Kucağındaki defteri sıkı sıkı tutmuş koşuyordu ve durmaya hiç niyeti yoktu. Onu köşeye sıkıştırmaktan başka çarem yoktu. Tüm okulu ezbere biliyordum ve onu nerede tuzağa düşüreceğimi iyi biliyordum. Peşinden merdivenlerden çıktım. Koşmaktan nefes nefese olmam bir yana Yiğit Eren'in bacak boyunun neredeyse benim kadar oluşu onu yakalamamı imkansızlaştırıyordu.
Onu girdiği koridorun sonunda kıskıvrak yakalayacağıma emin olduğum sırada Devrim çıkageldi. Yiğit Eren'i yakasından tuttuğu gibi sırtını duvara dayadı. Defter yeniden yere düştü. İçindeki çizimler etrafa saçıldı ve benim dikkatim yeniden çizimlere kaydı. Çizimlerdeki iki kişi vardı. Farklı kağıtlara resmedilmiş iki kişi vardı. Biri Işık'tı. Diğeri ise ben!
"Beni rahat bırakın!" diye bağırdı Yiğit Eren. Devrim'in gözü dönmüştü bir kere. Onu konuşturmadan bırakmayacağını biliyordum. Sırf bu yüzden ona dokunmakta bir mahsur görmemiştim. Omzuna dokundum Devrim'in. Dönüp bana baktı. Delici ifadesinin kaynağının ben olmadığımı biliyordum. Bu yüzden, "Sakin ol," diye fısıldadım.

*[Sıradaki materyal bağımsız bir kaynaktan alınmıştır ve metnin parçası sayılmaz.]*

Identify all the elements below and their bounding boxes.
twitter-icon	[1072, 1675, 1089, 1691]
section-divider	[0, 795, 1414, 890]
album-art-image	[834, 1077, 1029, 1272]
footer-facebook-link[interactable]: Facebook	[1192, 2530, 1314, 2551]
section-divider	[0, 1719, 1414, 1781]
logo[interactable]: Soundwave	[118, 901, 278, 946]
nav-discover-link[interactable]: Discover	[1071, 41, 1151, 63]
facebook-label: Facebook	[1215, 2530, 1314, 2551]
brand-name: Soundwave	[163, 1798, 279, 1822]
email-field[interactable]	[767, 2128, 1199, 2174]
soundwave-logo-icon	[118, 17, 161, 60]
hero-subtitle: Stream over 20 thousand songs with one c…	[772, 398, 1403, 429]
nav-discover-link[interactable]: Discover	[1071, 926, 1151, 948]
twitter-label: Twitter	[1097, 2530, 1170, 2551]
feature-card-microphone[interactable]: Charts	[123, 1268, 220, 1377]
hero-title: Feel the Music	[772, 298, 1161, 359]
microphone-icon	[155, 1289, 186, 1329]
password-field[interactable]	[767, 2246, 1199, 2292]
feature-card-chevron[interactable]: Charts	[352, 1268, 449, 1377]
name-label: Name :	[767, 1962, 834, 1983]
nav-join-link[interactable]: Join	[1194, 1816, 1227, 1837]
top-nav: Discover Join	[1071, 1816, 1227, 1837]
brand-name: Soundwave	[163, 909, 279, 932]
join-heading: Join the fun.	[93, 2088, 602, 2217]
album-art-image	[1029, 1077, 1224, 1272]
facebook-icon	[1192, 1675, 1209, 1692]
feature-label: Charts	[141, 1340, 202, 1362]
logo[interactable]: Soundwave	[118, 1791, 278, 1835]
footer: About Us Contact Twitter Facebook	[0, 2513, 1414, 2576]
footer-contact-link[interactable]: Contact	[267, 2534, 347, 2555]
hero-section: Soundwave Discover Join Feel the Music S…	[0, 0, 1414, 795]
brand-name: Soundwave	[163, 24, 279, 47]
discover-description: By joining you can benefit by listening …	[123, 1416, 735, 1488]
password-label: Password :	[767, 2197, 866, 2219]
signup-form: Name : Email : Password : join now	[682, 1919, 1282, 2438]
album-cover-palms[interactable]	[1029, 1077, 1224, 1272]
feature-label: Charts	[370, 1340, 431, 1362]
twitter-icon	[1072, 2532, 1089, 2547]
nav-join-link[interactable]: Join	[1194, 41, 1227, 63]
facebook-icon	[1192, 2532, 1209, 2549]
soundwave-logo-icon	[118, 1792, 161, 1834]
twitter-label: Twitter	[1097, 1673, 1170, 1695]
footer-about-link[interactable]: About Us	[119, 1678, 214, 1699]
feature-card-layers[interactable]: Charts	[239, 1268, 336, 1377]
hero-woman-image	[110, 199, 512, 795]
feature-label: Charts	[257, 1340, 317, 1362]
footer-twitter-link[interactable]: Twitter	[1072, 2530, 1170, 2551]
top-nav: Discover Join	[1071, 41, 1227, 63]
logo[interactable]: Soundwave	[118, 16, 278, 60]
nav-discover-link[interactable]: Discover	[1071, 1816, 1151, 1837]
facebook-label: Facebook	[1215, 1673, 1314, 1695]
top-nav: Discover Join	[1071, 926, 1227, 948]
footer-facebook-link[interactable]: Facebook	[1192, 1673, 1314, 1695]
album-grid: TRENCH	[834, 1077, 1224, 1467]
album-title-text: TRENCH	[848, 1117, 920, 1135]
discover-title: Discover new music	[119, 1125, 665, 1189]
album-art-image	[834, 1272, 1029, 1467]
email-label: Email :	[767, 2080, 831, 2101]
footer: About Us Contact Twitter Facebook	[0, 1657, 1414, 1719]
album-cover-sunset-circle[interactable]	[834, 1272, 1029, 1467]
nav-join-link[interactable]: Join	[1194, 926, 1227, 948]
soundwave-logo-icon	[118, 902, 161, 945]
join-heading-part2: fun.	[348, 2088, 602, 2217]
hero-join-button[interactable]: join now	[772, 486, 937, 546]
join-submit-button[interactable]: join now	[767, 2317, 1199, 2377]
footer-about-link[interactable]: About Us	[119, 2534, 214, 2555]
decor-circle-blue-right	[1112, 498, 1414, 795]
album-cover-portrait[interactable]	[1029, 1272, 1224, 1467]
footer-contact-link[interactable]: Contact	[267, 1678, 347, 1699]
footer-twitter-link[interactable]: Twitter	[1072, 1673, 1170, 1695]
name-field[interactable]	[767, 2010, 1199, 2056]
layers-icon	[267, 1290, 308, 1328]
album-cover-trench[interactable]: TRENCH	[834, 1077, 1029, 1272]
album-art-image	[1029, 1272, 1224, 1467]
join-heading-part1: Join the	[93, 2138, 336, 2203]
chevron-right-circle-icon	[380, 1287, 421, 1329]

Devrim sinirlerini yatıştırabilmek için birkaç kez derin nefes aldı ve "Sanat'ı neden çizdin?" diye sordu çenesini sıkarak.
Afalladım. Ben onun Işık'ı sormasını beklerken o Yiğit Eren'e beni çizmesindeki nedeni sormuştu. "Cevap ver," dedi Devrim hafiften Yiğit Eren'i yakasından tutup silkeleyerek. Yiğit Eren, Devrim'in bakışlarından korkmuş olacak ki, "Sanat'ı çizdim. Çünkü," dedi ama gerisini getiremedi,
ŞİMDİ OKUDUĞUN
İhanetler Müzikali (YR serisi) (+18)
Novela JuvenilÖzel Karay Müzik Koleji'nde resitalden önce bırakılan resitalden sonrakiyle aynı olmayacak. Herkes yalana bulaşacak. Yalanlar resitali kanla başladı, yalanla son bulacak. Sanat Karay herkesin korktuğu, okulun istenmeyen kızıyken katılımın zorunlu o...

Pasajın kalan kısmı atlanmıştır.